Tom Petty & The Heartbreakers – Zero From Outer Space: In one sense, I could’ve picked plenty of songs to fill the Tom Petty Slot. In others, I’m limited to single figures. Thing is, trying to pick a Petty song everyone doesn’t know is almost impossible. This one wins through, because it includes the word ‘fucking’, and there’s just something mesmerising about that word sung in that Southern drawwwwwl.
 
Wishbone Ash – Phoenix: Okay, 60% of this song is bang average at best. But the 40 that isn’t makes this well worth its inclusion.
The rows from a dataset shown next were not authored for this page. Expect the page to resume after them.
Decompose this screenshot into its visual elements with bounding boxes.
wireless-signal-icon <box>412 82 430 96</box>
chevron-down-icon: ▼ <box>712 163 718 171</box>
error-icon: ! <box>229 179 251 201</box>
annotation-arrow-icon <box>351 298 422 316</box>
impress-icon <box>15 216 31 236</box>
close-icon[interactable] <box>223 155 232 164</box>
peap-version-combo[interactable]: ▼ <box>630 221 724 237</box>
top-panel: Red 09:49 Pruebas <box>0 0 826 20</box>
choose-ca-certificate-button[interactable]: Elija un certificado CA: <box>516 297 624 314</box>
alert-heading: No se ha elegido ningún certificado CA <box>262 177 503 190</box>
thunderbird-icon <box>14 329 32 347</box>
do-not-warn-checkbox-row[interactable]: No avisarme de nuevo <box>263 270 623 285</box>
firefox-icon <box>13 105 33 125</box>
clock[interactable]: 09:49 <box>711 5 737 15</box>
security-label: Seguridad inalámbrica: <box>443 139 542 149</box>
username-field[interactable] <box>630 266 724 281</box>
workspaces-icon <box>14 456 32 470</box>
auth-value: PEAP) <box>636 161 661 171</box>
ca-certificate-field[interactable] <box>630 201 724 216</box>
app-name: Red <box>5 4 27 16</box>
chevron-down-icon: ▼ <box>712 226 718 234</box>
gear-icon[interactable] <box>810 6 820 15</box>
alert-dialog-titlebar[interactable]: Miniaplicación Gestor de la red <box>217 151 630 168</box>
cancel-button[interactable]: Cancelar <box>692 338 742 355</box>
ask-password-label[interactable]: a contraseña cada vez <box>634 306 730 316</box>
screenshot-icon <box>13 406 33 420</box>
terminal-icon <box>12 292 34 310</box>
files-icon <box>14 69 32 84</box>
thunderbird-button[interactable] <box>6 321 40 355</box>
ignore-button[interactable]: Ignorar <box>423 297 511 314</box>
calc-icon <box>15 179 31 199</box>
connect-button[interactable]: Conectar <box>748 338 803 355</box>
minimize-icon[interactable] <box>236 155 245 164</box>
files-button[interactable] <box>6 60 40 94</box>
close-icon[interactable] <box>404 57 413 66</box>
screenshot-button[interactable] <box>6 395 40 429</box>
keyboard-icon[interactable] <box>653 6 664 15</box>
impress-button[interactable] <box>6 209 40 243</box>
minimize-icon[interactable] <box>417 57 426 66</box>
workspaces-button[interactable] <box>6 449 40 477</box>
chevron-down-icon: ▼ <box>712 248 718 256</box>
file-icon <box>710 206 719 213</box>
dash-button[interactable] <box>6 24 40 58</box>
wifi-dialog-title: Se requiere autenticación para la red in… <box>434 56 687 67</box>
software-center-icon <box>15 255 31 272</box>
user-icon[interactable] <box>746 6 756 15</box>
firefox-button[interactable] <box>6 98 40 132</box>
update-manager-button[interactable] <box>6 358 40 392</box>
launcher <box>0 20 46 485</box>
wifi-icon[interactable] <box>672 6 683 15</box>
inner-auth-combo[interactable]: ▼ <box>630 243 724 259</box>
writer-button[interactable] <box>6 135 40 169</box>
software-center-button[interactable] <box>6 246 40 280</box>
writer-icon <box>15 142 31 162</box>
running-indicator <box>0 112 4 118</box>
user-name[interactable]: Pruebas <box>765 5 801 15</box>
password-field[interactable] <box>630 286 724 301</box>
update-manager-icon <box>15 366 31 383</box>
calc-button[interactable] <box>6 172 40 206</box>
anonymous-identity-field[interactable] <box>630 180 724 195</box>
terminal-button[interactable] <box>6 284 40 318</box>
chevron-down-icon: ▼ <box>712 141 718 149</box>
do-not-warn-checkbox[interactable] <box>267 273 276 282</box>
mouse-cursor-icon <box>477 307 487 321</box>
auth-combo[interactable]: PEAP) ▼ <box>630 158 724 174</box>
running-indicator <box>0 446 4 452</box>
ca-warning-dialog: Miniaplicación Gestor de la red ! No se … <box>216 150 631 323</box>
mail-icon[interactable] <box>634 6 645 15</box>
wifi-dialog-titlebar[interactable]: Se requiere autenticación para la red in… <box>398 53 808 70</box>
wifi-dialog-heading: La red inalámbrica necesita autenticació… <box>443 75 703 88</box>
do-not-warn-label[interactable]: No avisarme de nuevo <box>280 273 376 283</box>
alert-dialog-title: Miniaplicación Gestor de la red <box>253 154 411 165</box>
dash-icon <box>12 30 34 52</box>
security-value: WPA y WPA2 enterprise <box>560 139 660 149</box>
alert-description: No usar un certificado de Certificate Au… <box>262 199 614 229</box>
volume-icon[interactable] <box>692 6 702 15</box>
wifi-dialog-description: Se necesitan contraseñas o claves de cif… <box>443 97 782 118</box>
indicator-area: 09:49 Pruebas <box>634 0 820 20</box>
If you’re short of patience, skip to…oh, as if any of you have even made it this fucking far.  
 
The New Basement Tapes – Six Months in Kansas City (Liberty Street): I just need a break after that Wishbone Ash aural assault TBH *wipes a drop of blood from ear*
 
Nick Cave & The Bad Seeds – Death is Not the End: It is though, isn’t it? And so is this.
 
Full disclosure: After this playlist finished, I put Bob Seger and the Silver Bullet Band’s Stranger in Town on grey vinyl (a recent bargain find from Whitstable’s excellent Rock Bottom Records) on the record player. I lasted one side, before deciding I was too drunk, and it was time for bed.